Singham’s academic/activist father Archie with Fidel Castro circa 1980. Archie was born in British Burma. His parents were Sri Lankan.
An appreciation of Archie by Vijay Prashad (who received millions from Roy Singham): Archie and I: a Third World story
Archie married academic Shirley Hune, who was born in Toronto and is of Chinese descent (her family is from Guangzhou). In 1954, Shirley and Archie had a son they named Neville Roy Singham.
The official story is that Roy Singham made a fortune when he sold his tech company ThoughtWorks for $785 million in 2017, and then, as a Maoist and admirer/partner of the Chinese Communist Party and the government of the People’s Republic of China, proceeded to generously give away millions to “good causes”.
We have to question the timeline of his involvement with the CCP and PRC government, and their role in making him wealthy. His involvement with Huawei is particularly suspicious. Instead of Singham merely being incredibly lucky or incredibly smart, could it be that Chinese authorities helped him financially and otherwise at key junctures that contributed to his wealth and his success in the tech world?
Singham’s Timeline:
ThoughtWorks was founded in the late 1980s and was incorporated in 1993.

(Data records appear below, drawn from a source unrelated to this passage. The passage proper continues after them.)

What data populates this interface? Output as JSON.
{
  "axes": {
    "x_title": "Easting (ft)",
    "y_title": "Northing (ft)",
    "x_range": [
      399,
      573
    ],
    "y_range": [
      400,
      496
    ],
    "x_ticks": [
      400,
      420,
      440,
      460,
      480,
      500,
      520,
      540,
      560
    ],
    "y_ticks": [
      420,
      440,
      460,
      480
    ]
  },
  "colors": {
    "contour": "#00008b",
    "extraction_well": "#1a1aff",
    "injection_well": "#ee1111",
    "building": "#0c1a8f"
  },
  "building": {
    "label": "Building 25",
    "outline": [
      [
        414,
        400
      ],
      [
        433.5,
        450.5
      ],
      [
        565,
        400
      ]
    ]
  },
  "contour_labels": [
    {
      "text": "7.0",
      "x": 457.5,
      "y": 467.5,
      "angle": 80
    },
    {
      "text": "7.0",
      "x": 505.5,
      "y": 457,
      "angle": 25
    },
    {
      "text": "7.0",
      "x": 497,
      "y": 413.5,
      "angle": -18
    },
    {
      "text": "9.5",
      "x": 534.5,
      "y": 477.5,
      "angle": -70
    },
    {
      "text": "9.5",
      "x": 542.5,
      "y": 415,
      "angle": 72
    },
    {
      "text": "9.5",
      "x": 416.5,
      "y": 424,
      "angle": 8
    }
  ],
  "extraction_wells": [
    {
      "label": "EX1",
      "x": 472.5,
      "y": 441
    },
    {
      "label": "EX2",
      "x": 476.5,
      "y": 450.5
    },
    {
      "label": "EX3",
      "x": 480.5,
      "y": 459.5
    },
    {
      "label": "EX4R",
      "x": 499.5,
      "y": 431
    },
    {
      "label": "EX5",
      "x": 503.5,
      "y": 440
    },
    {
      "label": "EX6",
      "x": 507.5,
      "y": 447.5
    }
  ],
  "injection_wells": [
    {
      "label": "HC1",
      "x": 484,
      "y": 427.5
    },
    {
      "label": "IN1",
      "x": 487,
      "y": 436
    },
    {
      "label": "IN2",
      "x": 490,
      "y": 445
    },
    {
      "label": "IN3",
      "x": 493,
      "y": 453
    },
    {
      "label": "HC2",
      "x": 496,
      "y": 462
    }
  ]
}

2001 - 2008: Singham was a strategic technical consultant for Huawei, a company tied since its inception to the CCP and PRC government.
2005: ThoughtWorks opens offices in China.
2008: Tremendous growth for ThoughtWorks.
2010: Singham “opened ThoughtWorks’ Fifth Agile Software Development Conference in Beijing, where he spoke about his influence on Huawei.”
2017: Singham sells ThoughtWorks to the private equity firm Apax Partners for $785 million, and moves full-time to China.